Tip 1: Pictures speak louder than words

Always, always, always have a visual diagram or illustration of the value that you bring. Perhaps it’s a circle divided into five components or a pentagram that is divided up into easy segments but you need to have a visual representation of the process you take people through or the value you bring.

Tip 2: Always start with a story

People love stories. You’re presentations will be remembered a lot longer and will be a lot more compelling if you can weave personal stories of tragedy and triumph into the presentation. Perhaps you can start with the standard “story of woe”. That’s the story of a prospect who was struggling and came to you for a solution. You can tell your audience what they went through, what some of the problems were and the process you used to help them alleviate the pain. Make it real and make it compelling.
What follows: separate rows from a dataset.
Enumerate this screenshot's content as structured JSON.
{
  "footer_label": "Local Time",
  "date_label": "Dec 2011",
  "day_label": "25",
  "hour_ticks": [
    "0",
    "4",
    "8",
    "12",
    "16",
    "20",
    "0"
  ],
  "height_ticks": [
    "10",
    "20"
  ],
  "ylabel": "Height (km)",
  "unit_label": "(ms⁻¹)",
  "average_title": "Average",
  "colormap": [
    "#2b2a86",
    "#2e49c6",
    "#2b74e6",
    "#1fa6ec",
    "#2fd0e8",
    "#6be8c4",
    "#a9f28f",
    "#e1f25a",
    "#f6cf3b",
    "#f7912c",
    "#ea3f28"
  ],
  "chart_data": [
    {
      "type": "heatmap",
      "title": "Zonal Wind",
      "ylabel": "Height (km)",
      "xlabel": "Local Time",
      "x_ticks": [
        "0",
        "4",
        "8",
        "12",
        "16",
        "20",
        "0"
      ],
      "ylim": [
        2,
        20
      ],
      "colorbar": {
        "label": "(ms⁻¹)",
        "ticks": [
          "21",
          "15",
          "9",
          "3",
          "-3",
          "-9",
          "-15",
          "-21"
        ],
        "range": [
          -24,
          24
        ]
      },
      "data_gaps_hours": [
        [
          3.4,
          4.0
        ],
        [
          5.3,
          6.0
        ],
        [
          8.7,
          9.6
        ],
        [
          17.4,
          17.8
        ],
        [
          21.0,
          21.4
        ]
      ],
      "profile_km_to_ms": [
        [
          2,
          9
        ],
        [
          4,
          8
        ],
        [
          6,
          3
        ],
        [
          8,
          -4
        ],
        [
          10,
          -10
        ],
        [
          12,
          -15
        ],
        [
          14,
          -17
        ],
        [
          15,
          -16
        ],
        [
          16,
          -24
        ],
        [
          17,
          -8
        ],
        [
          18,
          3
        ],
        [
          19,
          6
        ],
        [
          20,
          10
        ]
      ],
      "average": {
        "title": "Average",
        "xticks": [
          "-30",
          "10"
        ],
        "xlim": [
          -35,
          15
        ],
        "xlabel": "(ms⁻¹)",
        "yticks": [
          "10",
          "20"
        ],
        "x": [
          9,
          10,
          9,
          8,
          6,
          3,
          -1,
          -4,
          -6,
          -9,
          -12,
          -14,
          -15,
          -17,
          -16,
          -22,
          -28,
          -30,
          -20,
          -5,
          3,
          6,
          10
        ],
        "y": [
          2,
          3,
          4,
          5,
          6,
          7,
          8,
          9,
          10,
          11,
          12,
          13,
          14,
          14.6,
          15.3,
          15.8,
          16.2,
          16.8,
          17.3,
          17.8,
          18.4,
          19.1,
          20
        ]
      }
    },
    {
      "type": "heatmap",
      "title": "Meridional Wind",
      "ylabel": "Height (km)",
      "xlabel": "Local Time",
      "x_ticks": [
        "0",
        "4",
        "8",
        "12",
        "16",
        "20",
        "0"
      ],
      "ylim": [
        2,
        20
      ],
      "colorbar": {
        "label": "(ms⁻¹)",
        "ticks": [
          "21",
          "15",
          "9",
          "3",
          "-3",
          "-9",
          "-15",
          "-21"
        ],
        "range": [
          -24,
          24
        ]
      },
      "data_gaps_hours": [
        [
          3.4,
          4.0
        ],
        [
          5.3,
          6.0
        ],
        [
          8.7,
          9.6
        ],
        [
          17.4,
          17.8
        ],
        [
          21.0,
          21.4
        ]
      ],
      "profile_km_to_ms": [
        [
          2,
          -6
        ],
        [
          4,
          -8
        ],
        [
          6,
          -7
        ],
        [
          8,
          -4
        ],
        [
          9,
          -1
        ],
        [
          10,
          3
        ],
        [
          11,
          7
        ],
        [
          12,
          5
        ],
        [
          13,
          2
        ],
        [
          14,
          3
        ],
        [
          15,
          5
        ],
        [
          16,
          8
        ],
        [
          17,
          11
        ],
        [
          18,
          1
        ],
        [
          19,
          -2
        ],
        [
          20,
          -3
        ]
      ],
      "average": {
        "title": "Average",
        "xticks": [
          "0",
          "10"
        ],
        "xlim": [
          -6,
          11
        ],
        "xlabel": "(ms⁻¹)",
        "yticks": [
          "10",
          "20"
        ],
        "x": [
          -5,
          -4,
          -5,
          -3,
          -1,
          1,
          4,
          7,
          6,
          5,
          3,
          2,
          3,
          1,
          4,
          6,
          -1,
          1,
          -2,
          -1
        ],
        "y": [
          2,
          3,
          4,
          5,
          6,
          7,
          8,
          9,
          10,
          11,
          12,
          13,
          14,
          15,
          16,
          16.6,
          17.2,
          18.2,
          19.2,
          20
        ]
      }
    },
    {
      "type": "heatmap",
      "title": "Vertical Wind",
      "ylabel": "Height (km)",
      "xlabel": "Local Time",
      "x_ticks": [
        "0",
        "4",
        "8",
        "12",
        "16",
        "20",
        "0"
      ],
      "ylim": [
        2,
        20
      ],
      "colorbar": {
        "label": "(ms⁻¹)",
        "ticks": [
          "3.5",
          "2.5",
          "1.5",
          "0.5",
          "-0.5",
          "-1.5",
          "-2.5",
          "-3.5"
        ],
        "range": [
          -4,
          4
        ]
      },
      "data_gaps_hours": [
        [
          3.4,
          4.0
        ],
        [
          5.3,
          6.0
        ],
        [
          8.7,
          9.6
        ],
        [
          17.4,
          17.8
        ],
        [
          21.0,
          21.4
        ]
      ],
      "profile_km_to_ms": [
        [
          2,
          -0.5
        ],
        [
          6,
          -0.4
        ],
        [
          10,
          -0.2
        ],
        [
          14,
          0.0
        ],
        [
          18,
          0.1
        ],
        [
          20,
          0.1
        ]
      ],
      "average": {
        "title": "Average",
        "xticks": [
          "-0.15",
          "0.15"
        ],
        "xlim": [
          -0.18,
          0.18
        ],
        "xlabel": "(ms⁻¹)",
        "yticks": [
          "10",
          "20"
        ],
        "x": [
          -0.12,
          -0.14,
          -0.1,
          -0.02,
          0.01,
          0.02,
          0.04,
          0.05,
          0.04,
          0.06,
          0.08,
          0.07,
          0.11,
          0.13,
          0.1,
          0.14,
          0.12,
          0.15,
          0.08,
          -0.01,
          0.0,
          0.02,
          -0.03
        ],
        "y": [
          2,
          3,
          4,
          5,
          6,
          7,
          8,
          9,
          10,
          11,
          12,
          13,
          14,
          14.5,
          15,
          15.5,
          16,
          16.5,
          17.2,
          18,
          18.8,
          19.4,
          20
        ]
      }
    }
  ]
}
Tip 3: Make sure you’re answering the real question

Throughout your presentation you will have questions from the audience. A mistake we see salespeople make is they answer the question that’s posed instead of getting to the real question before you submit an answer.

A good way to test this is if you answer a question and nobody says anything, chances are you’ve not answered the right question. A good way to clarify the question is, “To help me answer the question better, I would like to understand a little bit more about it and about why you asked it.”

This wasn’t an exhaustive list of all the points we recommended he changed but I thought these were three of the most important that can help you make a more modern, compelling and convincing presentation to your prospects.